Chicago’s traditional approach called for milling 2-1⁄2-inches deep, then filling with a special 1-inch binder course, and a 1-1⁄2 -inch surface course. Department engineers refer to the binder course as a “IL 4.75 sand mix,” a very dense blend of manufactured fine aggregate and a high ratio of performance-grade, polymer-modified asphalt. “It reduces the pavement’s permeability and it reduces reflective cracking,” explains Williams. “But it’s very expensive.”
To get more lane miles of resurfacing from its 2012 budget, the city is going to a conventional single-lift mill-and-fill design.
If that seems like a step backward, keep in mind that some of the mix designs the city is employing are anything but traditional. In particular, Chicago is one of Illinois’ most aggressive road departments in embracing Illinois DOT’s mix designs for high-recycle content in its asphalt pavements. The state now has specifications allowing up to 40 percent of the liquid asphalt binder in a mix to be “replaced” with the residual asphalt binder found in recycled materials. To achieve the highest amount of recycled material allowable a mix design must incorporate both recycled asphalt shingles (RAS) and fractionated reclaimed asphalt pavement (FRAP).The recycled material can include up to 7-½ percent RAS as a portion of the liquid asphalt, and to achieve the highest RAP content the mix designs require utilizing fractionated RAP.
“We have a huge supply of RAP and RAS available in this area,” says Williams, “and we see this spec as an opportunity to be more cost-efficient and greener at the same time.” The FRAP specification includes a PG 58-28 liquid asphalt to provide a longer lasting mix and enhance the workability of the mix.
“Ultimately,” Williams explains, “the new IDOT specification encourages multiple sources of recycled content and it increases the potential amount of recycled content, as well as the quality and consistency of the mixtures. It gives the contractors and producers options. And by allowing multiple sources of ingredient materials, the end product is not held hostage to variations in any one component.”

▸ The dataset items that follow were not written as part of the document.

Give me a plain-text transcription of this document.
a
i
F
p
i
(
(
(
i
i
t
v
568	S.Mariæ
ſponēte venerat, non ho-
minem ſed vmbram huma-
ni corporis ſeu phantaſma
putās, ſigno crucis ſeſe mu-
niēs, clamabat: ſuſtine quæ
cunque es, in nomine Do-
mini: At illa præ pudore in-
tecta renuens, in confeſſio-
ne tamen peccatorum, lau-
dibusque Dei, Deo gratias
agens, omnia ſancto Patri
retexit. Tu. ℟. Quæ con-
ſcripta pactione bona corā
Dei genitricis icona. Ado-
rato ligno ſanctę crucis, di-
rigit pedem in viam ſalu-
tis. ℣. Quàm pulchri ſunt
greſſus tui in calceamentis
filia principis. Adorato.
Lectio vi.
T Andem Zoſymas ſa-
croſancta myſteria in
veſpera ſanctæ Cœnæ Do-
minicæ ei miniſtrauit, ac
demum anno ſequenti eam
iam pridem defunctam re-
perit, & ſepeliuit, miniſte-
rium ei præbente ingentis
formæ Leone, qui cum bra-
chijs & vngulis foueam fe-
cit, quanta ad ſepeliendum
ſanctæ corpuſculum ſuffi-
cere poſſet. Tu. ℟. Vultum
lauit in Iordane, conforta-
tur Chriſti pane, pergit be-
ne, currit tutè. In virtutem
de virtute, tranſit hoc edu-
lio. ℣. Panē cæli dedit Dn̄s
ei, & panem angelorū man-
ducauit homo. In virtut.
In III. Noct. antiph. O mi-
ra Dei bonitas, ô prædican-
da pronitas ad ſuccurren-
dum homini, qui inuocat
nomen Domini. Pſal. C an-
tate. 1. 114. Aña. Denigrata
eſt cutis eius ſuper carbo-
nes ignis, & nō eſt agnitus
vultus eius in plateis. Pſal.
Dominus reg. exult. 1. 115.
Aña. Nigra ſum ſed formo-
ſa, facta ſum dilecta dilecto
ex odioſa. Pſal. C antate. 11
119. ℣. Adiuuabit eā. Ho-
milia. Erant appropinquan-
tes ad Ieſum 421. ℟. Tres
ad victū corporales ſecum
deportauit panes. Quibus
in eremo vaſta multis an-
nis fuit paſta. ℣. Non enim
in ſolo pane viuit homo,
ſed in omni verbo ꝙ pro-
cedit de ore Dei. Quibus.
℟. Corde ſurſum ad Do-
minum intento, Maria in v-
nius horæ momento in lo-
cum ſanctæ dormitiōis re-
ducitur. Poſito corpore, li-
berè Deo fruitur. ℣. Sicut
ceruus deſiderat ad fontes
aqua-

Looking for concrete solutions
While the department is emphasizing pavement maintenance and preservation in these difficult times, the city’s engineers are also exploring options for reconstruction and replacement. Some of Chicago’s low-traffic volume pavements are decades past their design lives, Williams notes, so reconstruction is sometimes an unavoidable option.
For better or worse the city has traditionally favored composite pavements — concrete with an asphalt overlay — but they are exploring a variety of options for dealing with the rigorous climate and traffic demands. These options include full-depth asphalt and in-place recycling, but perhaps the most interesting is the employment of roller-compacted concrete (RCC).
“We placed a trial RCC pavement on a residential street last fall,” says Williams. The opportunity arose when the city water department needed to replace a sewer beneath the street.
First impressions of the trial were promising, says Williams. The process produces what promises to be a strong pavement at a cost lower than conventional concrete.